Study shows the importance of a cancer-causing oncogene, known as SET/TAF1, in triggering cancer cell proliferation.
New findings by Waseda University showed the molecular mechanism of how a particular cancer-causing oncogene, known as SET/TAF1, could trigger onset of acute myeloid leukemia (AML).
The proliferation of AML has historically been linked to the rapid growth of leukemia cells caused by mutated genes in chromosomes turning on oncogenes while turning off tumor-suppressing genes.
To prevent a chromosomal abnormality such as missegregation, a cell will control chromosome distribution to the new-born cells with its tension sensor. This sensor locates the central region of the duplicated chromosomes, called the centromere, and detects whether the attached microtubule is applying the right amount of force to the kinetochore, a protein complex at the centromere.

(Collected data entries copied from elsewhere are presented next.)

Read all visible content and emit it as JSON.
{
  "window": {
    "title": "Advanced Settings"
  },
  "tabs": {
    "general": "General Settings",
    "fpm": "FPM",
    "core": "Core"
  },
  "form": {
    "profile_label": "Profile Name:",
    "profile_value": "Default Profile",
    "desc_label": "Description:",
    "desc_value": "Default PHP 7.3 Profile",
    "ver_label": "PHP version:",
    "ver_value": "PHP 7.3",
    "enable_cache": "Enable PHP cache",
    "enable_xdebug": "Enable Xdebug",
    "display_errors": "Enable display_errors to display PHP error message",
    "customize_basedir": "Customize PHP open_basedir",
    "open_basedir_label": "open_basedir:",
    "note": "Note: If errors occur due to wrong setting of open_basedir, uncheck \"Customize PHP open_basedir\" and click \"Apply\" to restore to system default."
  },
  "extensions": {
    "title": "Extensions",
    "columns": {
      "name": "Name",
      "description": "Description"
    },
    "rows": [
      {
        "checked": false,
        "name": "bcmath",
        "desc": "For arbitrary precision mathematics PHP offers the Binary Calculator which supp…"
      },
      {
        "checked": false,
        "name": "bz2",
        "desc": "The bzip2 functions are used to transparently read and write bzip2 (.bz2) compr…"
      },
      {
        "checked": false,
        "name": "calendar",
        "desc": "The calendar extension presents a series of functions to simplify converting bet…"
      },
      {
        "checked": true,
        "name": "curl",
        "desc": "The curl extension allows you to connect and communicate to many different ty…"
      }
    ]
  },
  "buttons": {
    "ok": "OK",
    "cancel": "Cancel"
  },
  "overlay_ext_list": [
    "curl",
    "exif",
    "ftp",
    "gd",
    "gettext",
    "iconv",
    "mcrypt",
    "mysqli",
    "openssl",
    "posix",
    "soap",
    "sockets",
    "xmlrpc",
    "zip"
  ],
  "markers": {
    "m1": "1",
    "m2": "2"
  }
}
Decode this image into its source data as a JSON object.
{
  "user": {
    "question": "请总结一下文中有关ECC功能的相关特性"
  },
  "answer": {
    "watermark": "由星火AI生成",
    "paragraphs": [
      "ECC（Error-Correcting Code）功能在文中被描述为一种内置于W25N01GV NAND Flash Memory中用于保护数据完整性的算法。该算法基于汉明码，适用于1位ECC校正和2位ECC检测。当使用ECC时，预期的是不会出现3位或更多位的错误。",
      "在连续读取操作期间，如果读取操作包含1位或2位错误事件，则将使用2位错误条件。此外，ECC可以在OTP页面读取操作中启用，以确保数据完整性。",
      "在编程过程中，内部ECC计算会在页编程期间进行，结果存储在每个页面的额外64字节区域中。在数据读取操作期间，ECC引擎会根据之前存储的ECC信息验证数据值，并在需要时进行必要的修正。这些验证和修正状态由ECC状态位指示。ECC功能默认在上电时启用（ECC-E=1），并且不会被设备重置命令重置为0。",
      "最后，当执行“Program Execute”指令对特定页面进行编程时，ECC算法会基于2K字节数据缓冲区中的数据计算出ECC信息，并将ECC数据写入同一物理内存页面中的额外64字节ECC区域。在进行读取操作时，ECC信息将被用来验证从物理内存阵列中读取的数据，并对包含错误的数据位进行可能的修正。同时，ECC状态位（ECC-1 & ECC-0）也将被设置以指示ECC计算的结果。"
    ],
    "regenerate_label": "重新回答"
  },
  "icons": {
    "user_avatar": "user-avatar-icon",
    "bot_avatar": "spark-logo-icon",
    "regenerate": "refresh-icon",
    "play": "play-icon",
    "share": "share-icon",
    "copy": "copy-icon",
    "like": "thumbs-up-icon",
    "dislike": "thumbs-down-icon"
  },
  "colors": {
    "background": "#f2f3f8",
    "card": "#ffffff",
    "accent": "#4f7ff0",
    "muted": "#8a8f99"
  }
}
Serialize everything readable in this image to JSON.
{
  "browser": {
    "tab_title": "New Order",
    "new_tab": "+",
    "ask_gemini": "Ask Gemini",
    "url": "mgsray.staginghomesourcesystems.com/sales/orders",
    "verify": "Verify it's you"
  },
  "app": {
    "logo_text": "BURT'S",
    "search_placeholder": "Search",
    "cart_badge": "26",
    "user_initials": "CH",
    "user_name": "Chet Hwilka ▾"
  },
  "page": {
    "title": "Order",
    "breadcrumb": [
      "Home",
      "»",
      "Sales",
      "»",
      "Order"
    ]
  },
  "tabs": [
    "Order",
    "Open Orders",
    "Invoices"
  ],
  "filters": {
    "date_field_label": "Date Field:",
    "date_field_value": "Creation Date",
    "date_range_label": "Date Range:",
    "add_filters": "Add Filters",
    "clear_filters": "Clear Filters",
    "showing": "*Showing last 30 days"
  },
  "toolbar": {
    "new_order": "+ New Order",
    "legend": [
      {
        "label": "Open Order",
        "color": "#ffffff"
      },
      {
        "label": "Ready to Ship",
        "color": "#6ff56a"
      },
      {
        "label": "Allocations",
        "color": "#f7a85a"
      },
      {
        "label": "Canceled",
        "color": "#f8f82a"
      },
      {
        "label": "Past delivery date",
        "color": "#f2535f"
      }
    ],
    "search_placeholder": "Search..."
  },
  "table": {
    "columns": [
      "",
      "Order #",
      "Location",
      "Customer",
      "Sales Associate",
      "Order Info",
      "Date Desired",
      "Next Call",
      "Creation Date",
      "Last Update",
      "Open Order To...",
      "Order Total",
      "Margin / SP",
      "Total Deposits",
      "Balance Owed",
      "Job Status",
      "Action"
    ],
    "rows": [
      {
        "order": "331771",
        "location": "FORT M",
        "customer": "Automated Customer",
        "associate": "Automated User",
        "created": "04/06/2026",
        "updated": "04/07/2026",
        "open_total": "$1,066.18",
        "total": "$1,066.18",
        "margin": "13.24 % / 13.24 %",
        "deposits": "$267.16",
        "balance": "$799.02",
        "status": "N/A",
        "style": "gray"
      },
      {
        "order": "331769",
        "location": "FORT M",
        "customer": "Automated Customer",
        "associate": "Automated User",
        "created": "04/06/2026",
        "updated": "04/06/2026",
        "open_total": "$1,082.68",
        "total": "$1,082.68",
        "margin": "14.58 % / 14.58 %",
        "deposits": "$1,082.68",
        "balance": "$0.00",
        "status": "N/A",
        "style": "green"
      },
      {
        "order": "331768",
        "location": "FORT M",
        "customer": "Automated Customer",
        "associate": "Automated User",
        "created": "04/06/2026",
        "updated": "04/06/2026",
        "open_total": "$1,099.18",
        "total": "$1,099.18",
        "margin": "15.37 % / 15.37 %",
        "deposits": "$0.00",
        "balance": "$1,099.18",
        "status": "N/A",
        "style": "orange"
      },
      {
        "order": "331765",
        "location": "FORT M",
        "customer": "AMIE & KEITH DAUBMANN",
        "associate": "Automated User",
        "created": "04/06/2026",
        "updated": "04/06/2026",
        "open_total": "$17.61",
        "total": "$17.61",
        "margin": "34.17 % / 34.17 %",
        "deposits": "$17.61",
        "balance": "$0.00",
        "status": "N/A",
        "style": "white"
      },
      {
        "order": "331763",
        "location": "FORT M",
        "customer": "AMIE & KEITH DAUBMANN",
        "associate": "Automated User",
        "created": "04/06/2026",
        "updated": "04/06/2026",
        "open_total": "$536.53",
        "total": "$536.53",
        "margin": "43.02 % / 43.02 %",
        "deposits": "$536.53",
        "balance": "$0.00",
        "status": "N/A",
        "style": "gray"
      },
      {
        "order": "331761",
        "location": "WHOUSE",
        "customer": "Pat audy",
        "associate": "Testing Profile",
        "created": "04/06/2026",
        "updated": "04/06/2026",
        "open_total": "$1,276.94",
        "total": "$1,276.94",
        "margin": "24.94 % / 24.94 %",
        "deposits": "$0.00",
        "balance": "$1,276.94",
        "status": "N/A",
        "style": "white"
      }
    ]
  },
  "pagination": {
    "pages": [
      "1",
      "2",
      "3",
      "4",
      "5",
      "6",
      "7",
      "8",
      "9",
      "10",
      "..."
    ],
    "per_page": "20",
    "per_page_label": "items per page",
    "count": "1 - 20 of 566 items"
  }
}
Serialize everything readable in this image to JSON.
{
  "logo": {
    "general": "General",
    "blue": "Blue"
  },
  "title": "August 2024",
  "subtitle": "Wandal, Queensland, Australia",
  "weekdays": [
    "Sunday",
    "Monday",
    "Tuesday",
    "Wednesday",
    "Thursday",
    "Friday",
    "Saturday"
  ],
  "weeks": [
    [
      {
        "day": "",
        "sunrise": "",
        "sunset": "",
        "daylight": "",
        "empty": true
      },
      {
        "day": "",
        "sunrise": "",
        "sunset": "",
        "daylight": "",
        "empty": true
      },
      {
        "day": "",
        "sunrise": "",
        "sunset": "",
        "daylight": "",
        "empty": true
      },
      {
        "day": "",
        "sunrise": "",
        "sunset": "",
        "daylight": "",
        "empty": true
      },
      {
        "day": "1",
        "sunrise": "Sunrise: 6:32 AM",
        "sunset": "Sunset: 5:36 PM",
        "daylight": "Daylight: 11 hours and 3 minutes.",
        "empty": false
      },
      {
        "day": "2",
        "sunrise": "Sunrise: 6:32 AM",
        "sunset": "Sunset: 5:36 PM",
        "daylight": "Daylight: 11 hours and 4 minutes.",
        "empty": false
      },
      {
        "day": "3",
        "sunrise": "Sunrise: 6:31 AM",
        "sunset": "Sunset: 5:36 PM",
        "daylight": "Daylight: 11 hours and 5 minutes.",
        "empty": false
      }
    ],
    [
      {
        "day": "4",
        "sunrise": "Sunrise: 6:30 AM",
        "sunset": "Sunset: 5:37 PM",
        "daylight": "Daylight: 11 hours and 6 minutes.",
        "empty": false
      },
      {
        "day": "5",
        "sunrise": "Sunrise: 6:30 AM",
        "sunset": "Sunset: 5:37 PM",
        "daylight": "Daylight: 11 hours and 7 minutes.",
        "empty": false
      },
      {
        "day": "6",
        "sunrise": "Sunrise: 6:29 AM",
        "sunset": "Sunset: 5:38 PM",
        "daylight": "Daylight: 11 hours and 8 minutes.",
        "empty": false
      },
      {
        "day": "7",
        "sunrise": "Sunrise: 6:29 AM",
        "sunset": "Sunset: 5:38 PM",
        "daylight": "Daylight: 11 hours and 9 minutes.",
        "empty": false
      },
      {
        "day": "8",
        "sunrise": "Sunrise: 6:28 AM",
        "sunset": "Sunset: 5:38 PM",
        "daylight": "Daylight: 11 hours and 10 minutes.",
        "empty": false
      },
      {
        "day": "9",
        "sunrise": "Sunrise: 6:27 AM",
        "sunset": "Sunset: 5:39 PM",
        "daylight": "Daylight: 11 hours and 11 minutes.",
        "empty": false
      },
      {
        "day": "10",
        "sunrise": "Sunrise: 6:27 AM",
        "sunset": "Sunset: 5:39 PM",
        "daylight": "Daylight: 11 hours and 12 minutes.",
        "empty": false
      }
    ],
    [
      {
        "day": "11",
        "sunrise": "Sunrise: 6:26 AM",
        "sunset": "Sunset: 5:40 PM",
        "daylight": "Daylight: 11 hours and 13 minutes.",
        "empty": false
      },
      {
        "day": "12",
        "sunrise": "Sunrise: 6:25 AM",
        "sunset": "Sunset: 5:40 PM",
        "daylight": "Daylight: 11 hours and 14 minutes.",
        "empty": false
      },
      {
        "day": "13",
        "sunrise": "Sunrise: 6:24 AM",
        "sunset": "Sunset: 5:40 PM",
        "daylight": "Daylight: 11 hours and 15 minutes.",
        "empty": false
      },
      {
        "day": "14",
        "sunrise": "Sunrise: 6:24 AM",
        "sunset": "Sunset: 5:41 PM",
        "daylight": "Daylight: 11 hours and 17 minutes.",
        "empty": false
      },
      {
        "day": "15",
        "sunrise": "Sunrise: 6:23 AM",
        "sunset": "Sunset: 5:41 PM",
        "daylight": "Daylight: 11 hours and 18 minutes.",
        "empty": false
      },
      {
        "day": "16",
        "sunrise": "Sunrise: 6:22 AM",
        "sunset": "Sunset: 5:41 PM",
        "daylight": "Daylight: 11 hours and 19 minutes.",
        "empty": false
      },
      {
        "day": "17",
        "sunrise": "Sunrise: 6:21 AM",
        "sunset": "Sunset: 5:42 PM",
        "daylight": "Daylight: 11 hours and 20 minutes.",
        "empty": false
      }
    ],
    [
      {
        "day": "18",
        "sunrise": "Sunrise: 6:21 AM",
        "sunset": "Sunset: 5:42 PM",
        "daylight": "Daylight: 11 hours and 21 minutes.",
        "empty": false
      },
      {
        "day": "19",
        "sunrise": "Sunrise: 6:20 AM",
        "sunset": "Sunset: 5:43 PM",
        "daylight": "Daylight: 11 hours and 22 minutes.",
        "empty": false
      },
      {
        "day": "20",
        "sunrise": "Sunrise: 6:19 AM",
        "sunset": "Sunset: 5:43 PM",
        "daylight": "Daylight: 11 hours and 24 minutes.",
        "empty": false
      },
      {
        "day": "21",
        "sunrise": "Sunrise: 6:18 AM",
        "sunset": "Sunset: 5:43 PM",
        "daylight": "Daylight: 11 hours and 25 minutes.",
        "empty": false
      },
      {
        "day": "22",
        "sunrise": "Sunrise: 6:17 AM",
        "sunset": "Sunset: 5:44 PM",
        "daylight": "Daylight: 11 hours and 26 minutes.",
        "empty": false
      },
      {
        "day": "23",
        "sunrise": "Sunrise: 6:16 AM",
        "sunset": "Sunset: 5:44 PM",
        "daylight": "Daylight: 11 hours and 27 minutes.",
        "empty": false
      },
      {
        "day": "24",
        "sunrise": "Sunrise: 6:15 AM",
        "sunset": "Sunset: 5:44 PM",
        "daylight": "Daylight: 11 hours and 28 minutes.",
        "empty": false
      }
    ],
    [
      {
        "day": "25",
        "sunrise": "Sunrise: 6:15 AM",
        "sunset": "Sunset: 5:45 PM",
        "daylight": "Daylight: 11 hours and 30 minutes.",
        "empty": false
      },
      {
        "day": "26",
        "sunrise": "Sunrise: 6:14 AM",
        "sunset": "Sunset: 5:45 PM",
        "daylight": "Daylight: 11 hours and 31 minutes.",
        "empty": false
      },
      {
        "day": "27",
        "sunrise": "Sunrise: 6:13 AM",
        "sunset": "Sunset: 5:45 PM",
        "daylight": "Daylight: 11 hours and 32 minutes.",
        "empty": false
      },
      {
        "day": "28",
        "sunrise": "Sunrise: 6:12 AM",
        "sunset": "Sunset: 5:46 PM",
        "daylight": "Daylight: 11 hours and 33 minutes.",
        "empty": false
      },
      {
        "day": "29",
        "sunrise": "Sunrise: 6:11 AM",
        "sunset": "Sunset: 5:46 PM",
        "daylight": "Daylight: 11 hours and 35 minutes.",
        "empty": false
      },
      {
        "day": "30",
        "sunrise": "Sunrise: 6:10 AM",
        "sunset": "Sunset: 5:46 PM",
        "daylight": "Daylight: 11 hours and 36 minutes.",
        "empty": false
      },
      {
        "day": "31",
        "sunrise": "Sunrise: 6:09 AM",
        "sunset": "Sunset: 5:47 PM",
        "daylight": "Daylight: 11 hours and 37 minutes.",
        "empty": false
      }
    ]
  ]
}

Researchers had previously discovered that the enzyme Aurora B kinase (Aurora B) plays an integral role as a tension sensor by adjusting microtubule attachment to the kinetochore for chromosome regulation and that protein phosphatase 2 (PP2A) also acts as a tension sensor by controlling chromosome alignment in correlation with Aurora B.
In the current study, published in the Journal of Cell Biology, the researchers found that SET/TAF1, a proto-oncogene of AML, also functions as a tension sensor by fine-tuning the enzyme activities of Aurora B and PP2A. As the 3 tension sensors interact, the replicated chromosomes are distributed evenly to the new-born cells and prevent chromosome abnormalities.
Researchers explained that proteins encoded by SET maintained Aurora B activity by inhibiting the PP2A activity at the centromeres. Also, though SET inhibits activity of PP2A to allow a high Aurora B activity and adjust microtubule attachment when chromosomes are not aligned, it detaches from the kinetochore and decreases the activity of Aurora B to stabilize attachment of microtubules to the kinetochore when chromosomes are aligned.
Additionally, experiments using molecular biological techniques to investigate the oncogenic function of SET and whether centromere localization of SET is essential for chromosomal abnormality showed that SET disrupts the tension sensor mechanism at the centromere, supporting previous research that illustrated how abnormal activity of Aurora B is observed in many cancer cells. These experiments also revealed how overexpression of Aurora B in normal cells induce chromosome misalignment.
The researchers believe that this discovery could serve as a baseline for further investigation to elucidate the molecular mechanism of cancer malignancy by chromosome missegregation and the development of leukemia, as well as create anticancer drugs that target SET and Aurora B, according to the study authors.